Stop farming blind - enrich every account with real-time buyer data.
FAQ
Is being a "farmer" in sales a bad thing?
No. Farmers drive net revenue retention, the metric that determines company valuation in SaaS. Companies that treat farming as a demotion have a retention problem, not a role problem. The best farmers are deeply strategic and often out-earn hunters through expansion-based comp.
Can one person be both a hunter and a farmer?
Yes, and most early-stage teams should keep generalist AEs until roughly $5M ARR. Splitting too early creates handoff friction without enough deal volume to justify specialization overhead.
What tools do sales hunters need most?
At minimum: a CRM, a sequencing tool, and a verified data source. The data source matters most - bad emails and disconnected numbers kill pipeline before it starts.
What's the ideal hunter-to-farmer ratio?
There's no universal ratio.
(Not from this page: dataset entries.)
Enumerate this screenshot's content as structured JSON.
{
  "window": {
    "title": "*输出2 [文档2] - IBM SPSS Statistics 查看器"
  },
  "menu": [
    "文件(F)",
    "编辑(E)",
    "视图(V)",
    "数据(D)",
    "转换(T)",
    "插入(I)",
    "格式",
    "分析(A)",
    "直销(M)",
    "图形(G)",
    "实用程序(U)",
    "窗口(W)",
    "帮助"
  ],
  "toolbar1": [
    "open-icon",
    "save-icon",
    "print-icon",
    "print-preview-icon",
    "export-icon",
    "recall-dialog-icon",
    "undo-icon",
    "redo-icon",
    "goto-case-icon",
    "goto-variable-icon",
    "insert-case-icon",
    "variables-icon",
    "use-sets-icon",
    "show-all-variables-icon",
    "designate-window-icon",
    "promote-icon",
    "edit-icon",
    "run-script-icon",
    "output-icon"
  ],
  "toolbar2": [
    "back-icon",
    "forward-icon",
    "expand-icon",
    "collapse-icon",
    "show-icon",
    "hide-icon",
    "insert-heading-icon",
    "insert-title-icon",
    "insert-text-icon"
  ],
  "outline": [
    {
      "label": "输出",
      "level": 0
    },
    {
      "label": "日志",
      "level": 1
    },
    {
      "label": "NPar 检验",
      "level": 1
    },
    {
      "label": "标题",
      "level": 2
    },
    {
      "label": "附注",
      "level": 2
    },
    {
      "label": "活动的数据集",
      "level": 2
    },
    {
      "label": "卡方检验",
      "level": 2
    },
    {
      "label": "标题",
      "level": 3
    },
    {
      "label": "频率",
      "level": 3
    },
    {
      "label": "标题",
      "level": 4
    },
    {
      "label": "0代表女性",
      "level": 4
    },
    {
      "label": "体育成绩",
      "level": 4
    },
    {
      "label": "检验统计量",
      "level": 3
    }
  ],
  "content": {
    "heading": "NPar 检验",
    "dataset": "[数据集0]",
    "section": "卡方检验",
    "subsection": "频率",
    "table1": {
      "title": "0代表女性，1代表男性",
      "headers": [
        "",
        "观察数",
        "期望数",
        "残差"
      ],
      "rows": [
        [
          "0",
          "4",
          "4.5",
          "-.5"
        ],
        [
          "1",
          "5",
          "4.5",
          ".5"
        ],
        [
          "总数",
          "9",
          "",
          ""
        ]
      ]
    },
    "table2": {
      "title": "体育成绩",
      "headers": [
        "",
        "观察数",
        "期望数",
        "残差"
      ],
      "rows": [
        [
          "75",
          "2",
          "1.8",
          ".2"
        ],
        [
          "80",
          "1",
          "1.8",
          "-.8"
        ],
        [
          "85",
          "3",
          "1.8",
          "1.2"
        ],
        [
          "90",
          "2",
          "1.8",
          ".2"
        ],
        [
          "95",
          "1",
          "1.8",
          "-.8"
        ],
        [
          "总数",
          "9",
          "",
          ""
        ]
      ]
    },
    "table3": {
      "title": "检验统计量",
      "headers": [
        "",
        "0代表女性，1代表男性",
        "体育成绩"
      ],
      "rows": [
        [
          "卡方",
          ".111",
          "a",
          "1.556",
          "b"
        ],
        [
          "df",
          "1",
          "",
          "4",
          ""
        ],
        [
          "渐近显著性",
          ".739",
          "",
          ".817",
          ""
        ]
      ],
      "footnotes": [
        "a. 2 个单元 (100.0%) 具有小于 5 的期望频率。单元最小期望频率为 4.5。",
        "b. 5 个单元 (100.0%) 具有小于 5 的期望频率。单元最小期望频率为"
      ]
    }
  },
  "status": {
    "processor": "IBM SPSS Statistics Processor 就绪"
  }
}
It depends on your new-logo vs. expansion revenue split. A company where 70% of revenue comes from new business needs more hunters. One where 60% comes from expansion needs more farmers. Start with your revenue mix and work backward.
Does McKinsey's take differ from other frameworks?
The core structure is the same - separate roles for acquisition and retention. McKinsey emphasizes operational rigor: clear performance metrics, structured handoffs, and investment in capability building for each role. Companies that treat the hunter and farmer sales model as a comp plan change rather than an organizational redesign tend to underperform.